Du Vent dans mes Mollets

Un joli film sur l’enfance, que je suis allée voir sur les conseils de Clyne et que j’ai beaucoup aimé. C’est joliment tourné, touchant, drôle parfois, et dont le sujet final n’est peut être pas celui qu’on croit.

C’est l’histoire d’une amitié entre deux petites filles au début des années 80. Issues de deux familles très différentes (l’une est élevée par une mère célibataire un peu hippie, l’autre fille unique de parents juifs assez rigides), c’est aussi l’histoire de la rencontre entre ces deux « mondes », de ces parents finalement aussi paumés les uns que les autres. J’ai beaucoup aimé.

Le Guetteur

La bande annonce vraiment originale laissait présager un bon film noir comme on sait les faire parfois (Olivier Marchal <3). Au casting,  Daniel Auteuil en flic usé et Mathieu Kassovitz comme sniper recherché activement, deux acteurs impressionnants. Et puis ça faisait longtemps qu’on n’avait pas vu ce dernier à l’écran…

Au final, une déception. Malgré une très belle réalisation, le jeu d’acteur reste très moyen et le scénario trop bancal:à la fois trop basique (personnages pas fouillés, actions et rebondissements un peu brouillons…) et trop compliqué (on est parfois un peu perdu entre ces différentes histoires qui se recoupent on ne sait comment). A éviter donc, même pour un moment divertissement.

Monsieur Lazhar

Le « fameux » film québécois qui rend cette sélection francophone ! Encore une fois un joli film sur un sujet un peu plus « grave » (quoique Du Vent dans les Mollets ne soit pas ultra gai), dont j’ai trouvé l’approche touchante et intéressante.

Dans une école de Montréal, une institutrice se suicide.

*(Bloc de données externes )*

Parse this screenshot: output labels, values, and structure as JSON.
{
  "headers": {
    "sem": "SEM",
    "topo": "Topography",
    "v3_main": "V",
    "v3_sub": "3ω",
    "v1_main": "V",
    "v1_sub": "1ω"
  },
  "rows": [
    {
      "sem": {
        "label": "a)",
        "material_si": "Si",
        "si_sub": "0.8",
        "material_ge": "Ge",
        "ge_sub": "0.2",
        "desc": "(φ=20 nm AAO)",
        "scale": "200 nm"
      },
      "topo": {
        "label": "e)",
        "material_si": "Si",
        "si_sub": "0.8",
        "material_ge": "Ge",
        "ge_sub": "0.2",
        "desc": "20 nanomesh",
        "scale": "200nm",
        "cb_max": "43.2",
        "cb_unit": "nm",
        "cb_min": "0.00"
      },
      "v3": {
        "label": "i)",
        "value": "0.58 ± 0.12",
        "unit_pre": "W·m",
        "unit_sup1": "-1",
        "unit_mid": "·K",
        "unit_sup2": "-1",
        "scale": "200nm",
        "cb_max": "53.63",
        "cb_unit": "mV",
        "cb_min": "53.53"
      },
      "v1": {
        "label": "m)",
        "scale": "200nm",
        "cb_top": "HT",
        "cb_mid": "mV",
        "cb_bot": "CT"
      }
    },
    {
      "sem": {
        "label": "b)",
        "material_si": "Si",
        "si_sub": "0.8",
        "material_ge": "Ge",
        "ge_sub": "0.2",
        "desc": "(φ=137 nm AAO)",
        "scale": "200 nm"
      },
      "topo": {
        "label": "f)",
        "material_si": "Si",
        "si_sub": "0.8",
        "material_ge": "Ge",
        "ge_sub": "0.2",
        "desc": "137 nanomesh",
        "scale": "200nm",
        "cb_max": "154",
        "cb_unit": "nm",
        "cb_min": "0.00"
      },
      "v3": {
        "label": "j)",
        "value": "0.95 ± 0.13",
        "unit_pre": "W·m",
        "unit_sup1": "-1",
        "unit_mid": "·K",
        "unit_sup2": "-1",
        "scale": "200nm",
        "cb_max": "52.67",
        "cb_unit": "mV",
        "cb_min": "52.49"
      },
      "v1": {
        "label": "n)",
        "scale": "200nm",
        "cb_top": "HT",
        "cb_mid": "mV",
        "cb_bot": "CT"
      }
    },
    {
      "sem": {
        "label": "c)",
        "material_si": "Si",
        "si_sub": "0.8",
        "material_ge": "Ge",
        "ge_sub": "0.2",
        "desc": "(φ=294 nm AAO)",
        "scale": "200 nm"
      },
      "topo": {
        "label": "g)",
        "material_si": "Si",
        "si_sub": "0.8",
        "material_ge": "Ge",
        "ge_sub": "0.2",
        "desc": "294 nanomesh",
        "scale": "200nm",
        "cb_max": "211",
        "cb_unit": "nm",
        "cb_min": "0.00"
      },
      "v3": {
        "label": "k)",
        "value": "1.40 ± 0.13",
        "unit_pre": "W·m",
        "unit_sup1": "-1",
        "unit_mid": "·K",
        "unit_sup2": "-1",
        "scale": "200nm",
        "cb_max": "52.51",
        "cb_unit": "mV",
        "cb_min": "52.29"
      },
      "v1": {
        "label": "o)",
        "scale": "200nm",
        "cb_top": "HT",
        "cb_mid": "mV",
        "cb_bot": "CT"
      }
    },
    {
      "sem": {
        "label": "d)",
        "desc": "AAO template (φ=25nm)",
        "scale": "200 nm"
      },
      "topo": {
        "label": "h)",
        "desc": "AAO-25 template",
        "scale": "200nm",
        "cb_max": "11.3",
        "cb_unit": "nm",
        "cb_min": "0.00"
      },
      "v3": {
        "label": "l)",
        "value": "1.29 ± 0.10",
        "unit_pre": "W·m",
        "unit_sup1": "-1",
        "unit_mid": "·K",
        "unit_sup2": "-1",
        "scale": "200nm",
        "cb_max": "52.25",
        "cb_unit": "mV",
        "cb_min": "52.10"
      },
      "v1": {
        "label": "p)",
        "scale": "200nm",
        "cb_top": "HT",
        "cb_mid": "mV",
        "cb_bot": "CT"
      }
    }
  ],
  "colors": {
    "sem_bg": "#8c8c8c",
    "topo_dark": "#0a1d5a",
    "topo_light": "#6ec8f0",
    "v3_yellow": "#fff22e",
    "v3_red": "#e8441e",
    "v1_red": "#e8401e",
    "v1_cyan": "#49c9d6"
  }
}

Pour la remplacer se présente Bachir Lazhar, émigré algérien. Très vite, les méthodes et l’approche différente de ce nouveau professeur se manifestent. On suit petit à petit cette relation particulière entre Monsieur Lazhar et ses élèves, tout en découvrant un peu plus sur son histoire à lui.

Le film ne cherche pas de morale, il raconte simplement une histoire, celle de la rencontre entre cet homme qui a subit son immigration, et cette classe traumatisée par la disparition de leur maitresse. Mention spéciale à ces expressions québécoises qui me font tant sourire.

David et Madame Hansen

Ce film m’avait intriguée de part son casting d’abord (Adjani et Astier), mais aussi car Alexandre Astier y est réalisateur, scénariste, acteur et même compositeur de la BO (et plus si aff). J’avoue y être allée sans trop avoir lu le synopsis, et m’être laissée emporter dans ce film malgré une histoire un peu biscornue.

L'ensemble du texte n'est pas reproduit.